# Pin or Plain end blades ?



## Anthraquinone (2 Jan 2017)

Hi

I am new to this scroll saw lark as I normally do wood turning. As such I have a question and possible some others later. At present I want to make some toys for my grandson. Dinosaurs, dragons, cars etc etc,

The scroll saw I have can take both types of blades and I have found that the pin end blades are much easier to change. I can see the advantage of plain ended blades if you want to enter the work through a small hole for internal cuts but other than that is one type generally better that the other or is it a personal choice?

Also there are many different types of blades available normal, reverse tooth , skip tooth etc etc. Is there one type that is generally better or is it a case of trial and error (not too much of that I hope) to see which works for me. I do not want to end up with a large selection of blades I have no use for.

AQ


----------



## Claymore (2 Jan 2017)

..........


----------



## Buffalo Chas (2 Jan 2017)

Hi AQ.
I am also relatively new to scrollsawing so I am no expert. Like Brian, I also use only Pegas blades, nos 3 & 5. I cut from 3mm plywood to 50mm mahogany with no problems. Usually it is reverse tooth blades that I use because they give a smoother cut on the underside with no splintering. I think as a general rule pinned blades are much thicker than plain end blades and therefore are much more difficult to use when trying to cut tight corners. As I said I'm no expert but hopefully this helps a little.

Happy scrolling

Charley


----------



## Dominik Pierog (2 Jan 2017)

Pin blades had limitations and bad work performance.
Pinless has no limitations and great performance.
And difference in price does not exist.

Pin blades are for cheap china scroll saw. When manufactuer can't afford to mount a little cube of metal for pinles blades. Only mont few cents cheeper wave spangle.




Buffalo Chas":2jpg42ie said:


> Hi AQ.
> I think as a general rule pinned blades are much thicker than plain end blades and therefore are much more difficult to use when trying to cut tight corners.



I have struggle to cut straight line on branded proxxon pin blades. First bought of newbie with proxxon scroll saw.
I don't know what purpose have those blades. That experience was horrifying and devastating for newbie in 2009. Before first scroll saw I watch a lot Steve Goods movies on YT.
And I thing this is pretty easy....

In reality is pretty easy when you don't fight with you blades


----------



## scrimper (3 Jan 2017)

To be honest unless you have no choice I don't really see any advantage in using pinned blades, you can buy normal (pinless) blades from 00 (very fine) size up to a No 11 (very heavy) in various types at very reasonable prices and they are widely available. 

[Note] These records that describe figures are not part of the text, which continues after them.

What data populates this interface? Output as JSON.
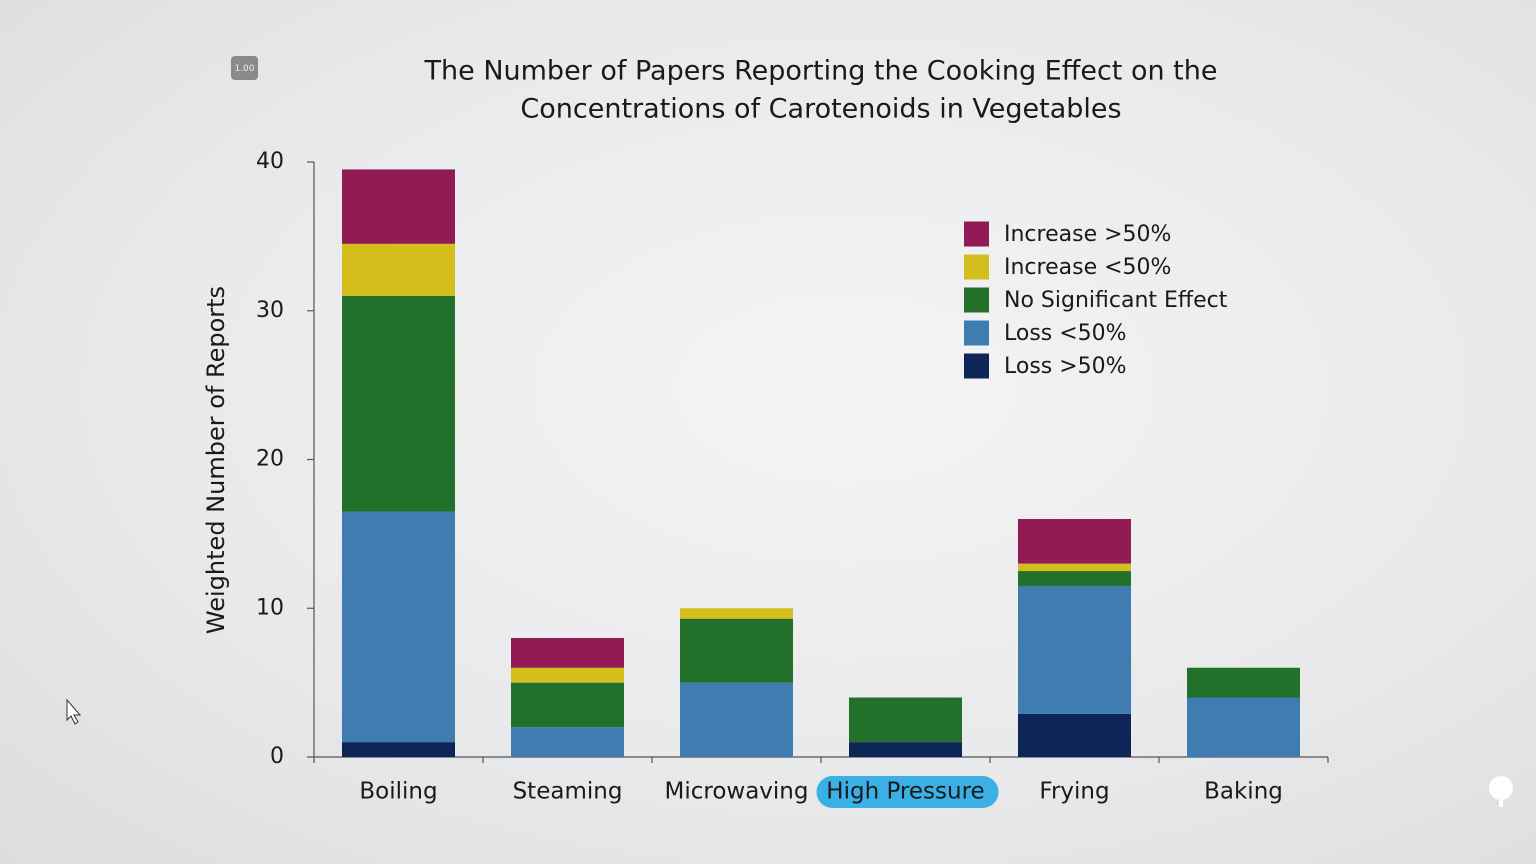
{
  "badge": "1.00",
  "chart_data": {
    "type": "stacked_bar",
    "title": [
      "The Number of Papers Reporting the Cooking Effect on the",
      "Concentrations of Carotenoids in Vegetables"
    ],
    "y_label": "Weighted Number of Reports",
    "categories": [
      "Boiling",
      "Steaming",
      "Microwaving",
      "High Pressure",
      "Frying",
      "Baking"
    ],
    "highlighted_category": 3,
    "series": [
      {
        "name": "Loss >50%",
        "color": "#0e2557",
        "values": [
          1,
          0,
          0,
          1,
          2.9,
          0
        ]
      },
      {
        "name": "Loss <50%",
        "color": "#3f7db1",
        "values": [
          15.5,
          2,
          5,
          0,
          8.6,
          4
        ]
      },
      {
        "name": "No Significant Effect",
        "color": "#22702a",
        "values": [
          14.5,
          3,
          4.3,
          3,
          1,
          2
        ]
      },
      {
        "name": "Increase <50%",
        "color": "#d4be1c",
        "values": [
          3.5,
          1,
          0.7,
          0,
          0.5,
          0
        ]
      },
      {
        "name": "Increase >50%",
        "color": "#921a55",
        "values": [
          5,
          2,
          0,
          0,
          3,
          0
        ]
      }
    ],
    "ylim": [
      0,
      40
    ],
    "yticks": [
      0,
      10,
      20,
      30,
      40
    ],
    "grid": false,
    "legend": "upper right"
  }
}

As far as types of blade go generally there are four types of blade worth considering as follows

1] Spiral blades. These cut in any direction, they are basically a normal blade that has been twisted so that teeth point in all directions. My advice is steer well clear of these for general fretwork especially as a beginner. Using these will likely put you of using a scroll saw for ever! They are IMHO the devils work! 

2] Standard blades. These are just the standard traditional blade that have been in common use for over 100years. These are dirt cheap to buy and are available in all sizes. you can do most things with these but they do leave a small kerf or cut out at the back of the work which means more sanding. Sizes 00, 0, 1, 2, 3, 4, 5, 6, 7, 9, 10 and 11. 

3] Reverse tooth blades. these are the same as the standard blades but the bottom few teeth [about 3] point upwards rather than down which means that providing your work table is not too thick on the saw these teeth cut the bottom of the work and in most cases leave an almost kerf free finish with little sanding required. *IMHO these are the best blades to use* although they are generally not available in as many sizes as the standard blades. sizes 5, 7 and 9 are readily available [which unless doing really fine work is all you need].

4] Metal cutting blades. Well as it says for cutting metal, they have very fine teeth. I keep a few for occasional use only.

To sum up, in my opinion the best choice is reverse tooth blades for most use in sizes 5, 7 and 9 but keep a selection of the standard blades in the fine sizes for very delicate work such as 0, 1 and 2.

I generally buy my blades from Hobbies http://www.alwayshobbies.com/tools/hand ... ccessories and always opt for the Niqua brand. I have used these for well over 25 years and find them reliable and excellent value for money. I did try some Flying Dutchman blades which were very troublesome.

[I still have some original Hobbies British made Fretsaw blades that are almost 100 years old (My late Grandfather used to sell Hobbies goods) these blades show no rust and still cut as good as any modern blade.]

*Added* Forgot to mention, Hegner do a good range of Reverse tooth blades but you have to buy larger quantities. http://www.hegner.co.uk/products/spares ... lades.html


----------



## Anthraquinone (3 Jan 2017)

Thank you for all the advice I will get a few of the types recomended above and try them. It seems that pinned blades are not he way to go.

AQ


----------